O pirronismo foi uma filosofia cética da Grécia Antiga que rejeitava dogmas e defendia a suspensão de julgamentos sobre a verdade última das coisas. Ela influenciou o ceticismo e, a partir dele, o empirismo e, assim, foi fundamental para a criação do método científico que possibilitou o progresso material do Ocidente. Seu principal pensador foi Sexto Empírico. Segundo a tradição, o fundador da escola teria sido um tal Pirro de Èlis, que viveu entre os séculos IV e III aEC.
Para qualquer um que pratica o Darma, as semelhanças filosóficas entre o pirronismo e os ensinamentos do Buda é escandalosa. Poderia ter sido apenas uma coincidência se Pirro não tivesse vivido na época de Alexandre, o Grande, que levou seus exércitos até a Índia.

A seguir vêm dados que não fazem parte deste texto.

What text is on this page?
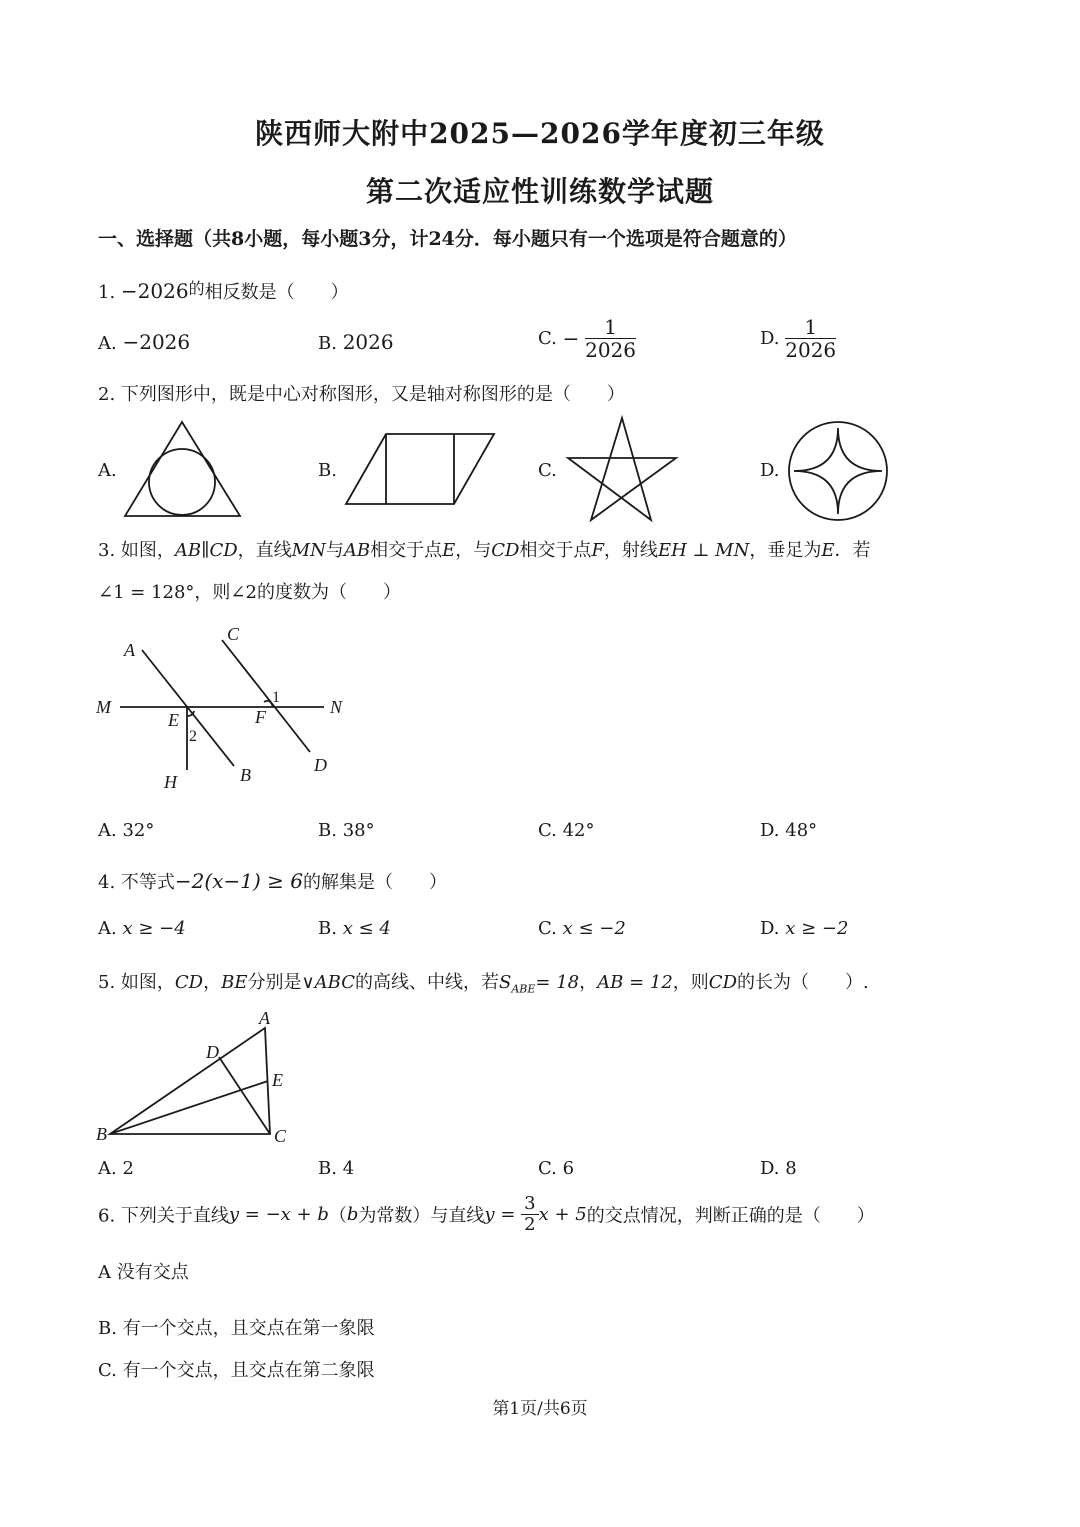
陕西师大附中2025—2026学年度初三年级
第二次适应性训练数学试题
一、选择题（共8小题，每小题3分，计24分．每小题只有一个选项是符合题意的）
1. −2026的相反数是（　　）
A. −2026	B. 2026	C. − $\frac{1}{2026}$	D. $\frac{1}{2026}$
2. 下列图形中，既是中心对称图形，又是轴对称图形的是（　　）
A.	B.	C.	D.
3. 如图，AB∥CD，直线MN与AB相交于点E，与CD相交于点F，射线EH ⊥ MN，垂足为E．若
∠1 = 128°，则∠2的度数为（　　）
A
C
M	N
E	F
1
2
B	D
H
A. 32°	B. 38°	C. 42°	D. 48°
4. 不等式−2(x−1) ≥ 6的解集是（　　）
A. x ≥ −4	B. x ≤ 4	C. x ≤ −2	D. x ≥ −2
5. 如图，CD，BE分别是∨ABC的高线、中线，若$S_{ABE}= 18$，AB = 12，则CD的长为（　　）.
A
D
E
B	C
A. 2	B. 4	C. 6	D. 8
6. 下列关于直线y = −x + b（b为常数）与直线$y = \frac{3}{2}$ x + 5的交点情况，判断正确的是（　　）
A 没有交点
B. 有一个交点，且交点在第一象限
C. 有一个交点，且交点在第二象限
第1页/共6页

Hoje, muitos estudiosos já concordam que os aspectos mais inexplicáveis e revolucionários do ceticismo grego (“De onde eles tiraram essas ideias?!, se perguntavam os experts, “não existe nada parecido no Ocidente!”) provavelmente são lições de budismo trazidas pelos soldados helênicos.
Para quem quiser saber mais, recomendo os dois livros abaixo sobre a conexão grecobudista: Pyrrhonism: How the Ancient Greeks Reinvented Buddhism & Greek Buddha: Pyrrho’s Encounter with Early Buddhism in Central Asia. Minha introdução preferida ao budismo (existem muitas!) é essa pequena joia. Também recomendo o meu Atenção. Sobre ceticismo, pirronismo e Sexto Empírico, existem algumas coisas em português: Os céticos gregos e esses três livros. (Eu tenho essa coletânea excelente em inglês.) Por fim, para quem quiser saber mais sobre Cassandra, recomendo essa excelente releitura ficcional contemporânea e, claro, sempre, um bom dicionário de mitologia grega — esse é o meu preferido, que resolve minha vida, em inglês e esse é o melhor em português.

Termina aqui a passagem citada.